To elaborate a little bit on the "canary" comment --

For a while at Airtable I was on the infra team that managed the deploy (basically click run and then sit and triage issues for a day), One of my first contributions on the team was adding a new canary analysis framework that made it easier to catch and rollback bugs automatically. Two things always bothered me about the standard canary release process:

1) It necessarily treats some users as lower value, and thus more acceptable to risk exposing bugs to (this makes sense for things like free-tier, etc. but the more you segment out, the less representative and thus less effective your canary is). When every customer interaction matters (as is the case for so many types of businesses) this approach is harder to justify

2) Low frequency / high impact bugs are really difficult to catch in canary analysis. While it’s easy to write metrics that catch glaring drops/spikes in metrics, more subtle high impact regressions are much harder and often require user reports (which we did not factor in as part of our canary). Example: how do you write a canary metric that auto rolls back when an enterprise account owner (small % of overall users) logs in and a broken modal prevents them from interacting with your website.

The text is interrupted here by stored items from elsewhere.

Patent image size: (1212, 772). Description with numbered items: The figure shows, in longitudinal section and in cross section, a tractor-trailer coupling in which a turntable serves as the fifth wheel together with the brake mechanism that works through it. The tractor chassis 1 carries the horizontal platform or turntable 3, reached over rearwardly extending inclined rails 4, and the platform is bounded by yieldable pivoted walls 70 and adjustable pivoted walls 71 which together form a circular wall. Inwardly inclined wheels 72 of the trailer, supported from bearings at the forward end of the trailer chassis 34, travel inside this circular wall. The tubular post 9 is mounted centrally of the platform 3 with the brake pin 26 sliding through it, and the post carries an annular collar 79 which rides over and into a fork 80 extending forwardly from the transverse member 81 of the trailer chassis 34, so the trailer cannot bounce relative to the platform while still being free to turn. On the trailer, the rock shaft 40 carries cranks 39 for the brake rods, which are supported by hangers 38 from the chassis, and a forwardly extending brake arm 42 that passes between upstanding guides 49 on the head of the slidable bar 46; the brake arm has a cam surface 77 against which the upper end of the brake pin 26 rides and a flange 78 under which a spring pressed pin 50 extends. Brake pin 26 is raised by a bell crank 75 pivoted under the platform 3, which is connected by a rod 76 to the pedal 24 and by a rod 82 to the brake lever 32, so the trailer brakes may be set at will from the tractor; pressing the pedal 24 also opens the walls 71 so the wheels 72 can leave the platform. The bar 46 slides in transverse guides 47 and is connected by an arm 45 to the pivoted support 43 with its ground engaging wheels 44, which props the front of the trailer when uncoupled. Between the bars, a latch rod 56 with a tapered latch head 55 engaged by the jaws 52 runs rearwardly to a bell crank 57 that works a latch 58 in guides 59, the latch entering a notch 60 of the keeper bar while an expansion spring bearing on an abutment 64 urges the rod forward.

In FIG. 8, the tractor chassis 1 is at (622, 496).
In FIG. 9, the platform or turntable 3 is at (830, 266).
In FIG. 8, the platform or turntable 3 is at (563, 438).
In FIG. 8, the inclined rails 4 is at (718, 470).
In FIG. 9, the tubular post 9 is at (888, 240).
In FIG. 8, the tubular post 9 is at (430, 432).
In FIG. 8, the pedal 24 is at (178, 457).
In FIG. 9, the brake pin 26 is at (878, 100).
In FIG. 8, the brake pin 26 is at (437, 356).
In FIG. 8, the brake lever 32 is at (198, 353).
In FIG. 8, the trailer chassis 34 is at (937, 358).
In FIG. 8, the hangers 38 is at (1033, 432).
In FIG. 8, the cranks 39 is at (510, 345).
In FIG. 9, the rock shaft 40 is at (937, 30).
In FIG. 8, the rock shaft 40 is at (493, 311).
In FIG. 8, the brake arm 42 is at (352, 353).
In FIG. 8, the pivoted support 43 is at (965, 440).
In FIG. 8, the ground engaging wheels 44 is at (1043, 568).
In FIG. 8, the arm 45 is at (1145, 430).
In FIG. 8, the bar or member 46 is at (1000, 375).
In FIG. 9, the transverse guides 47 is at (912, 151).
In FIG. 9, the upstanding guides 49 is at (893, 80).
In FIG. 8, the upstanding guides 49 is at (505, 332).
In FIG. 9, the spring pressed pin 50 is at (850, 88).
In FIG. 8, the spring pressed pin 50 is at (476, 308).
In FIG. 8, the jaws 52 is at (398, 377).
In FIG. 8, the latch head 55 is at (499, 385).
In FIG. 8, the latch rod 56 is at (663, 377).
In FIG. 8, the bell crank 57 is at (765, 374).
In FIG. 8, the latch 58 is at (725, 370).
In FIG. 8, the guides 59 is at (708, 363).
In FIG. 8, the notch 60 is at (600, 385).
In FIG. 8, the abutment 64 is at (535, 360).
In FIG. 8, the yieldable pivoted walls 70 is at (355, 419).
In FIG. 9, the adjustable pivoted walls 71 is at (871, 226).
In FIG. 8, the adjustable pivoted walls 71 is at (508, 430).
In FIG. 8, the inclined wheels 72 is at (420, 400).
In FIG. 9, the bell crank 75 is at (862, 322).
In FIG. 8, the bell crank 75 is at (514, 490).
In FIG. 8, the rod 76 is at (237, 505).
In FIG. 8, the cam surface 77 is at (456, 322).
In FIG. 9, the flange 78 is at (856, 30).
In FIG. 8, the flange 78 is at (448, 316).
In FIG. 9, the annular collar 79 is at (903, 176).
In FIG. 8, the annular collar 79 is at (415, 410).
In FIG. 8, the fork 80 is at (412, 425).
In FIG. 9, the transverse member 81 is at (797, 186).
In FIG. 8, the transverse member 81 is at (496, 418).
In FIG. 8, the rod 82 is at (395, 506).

I view what we’re building at Propolis as an answer to both of these things. I envision a deploy process (very soon) that lets us roll out to simulated traffic and canary on THAT before you actually hit real users (and then do a traditional staged release, etc.)

bfeynman•3mo ago
seems like you are misappropriating what canaries are useful and used for... they are designed to be lightweight and shallow... hence the name and whole analogy, canaries never were meant to determine if a mine was structurally unsafe etc
svnt•3mo ago
I don’t see how they have it wrong?

Canaries are lightweight and shallow once they exist. Building a canary from the ground up is still beyond us, but if you don’t want to kill an actual bird that is pretty much the only way to go.

mritchie712•3mo ago
I've been looking for this exact thing. A couple questions:

Are your agents good at testing other agents? e.g. I want your agent to ask our agent a few questions and complete a few UI interactions with the results.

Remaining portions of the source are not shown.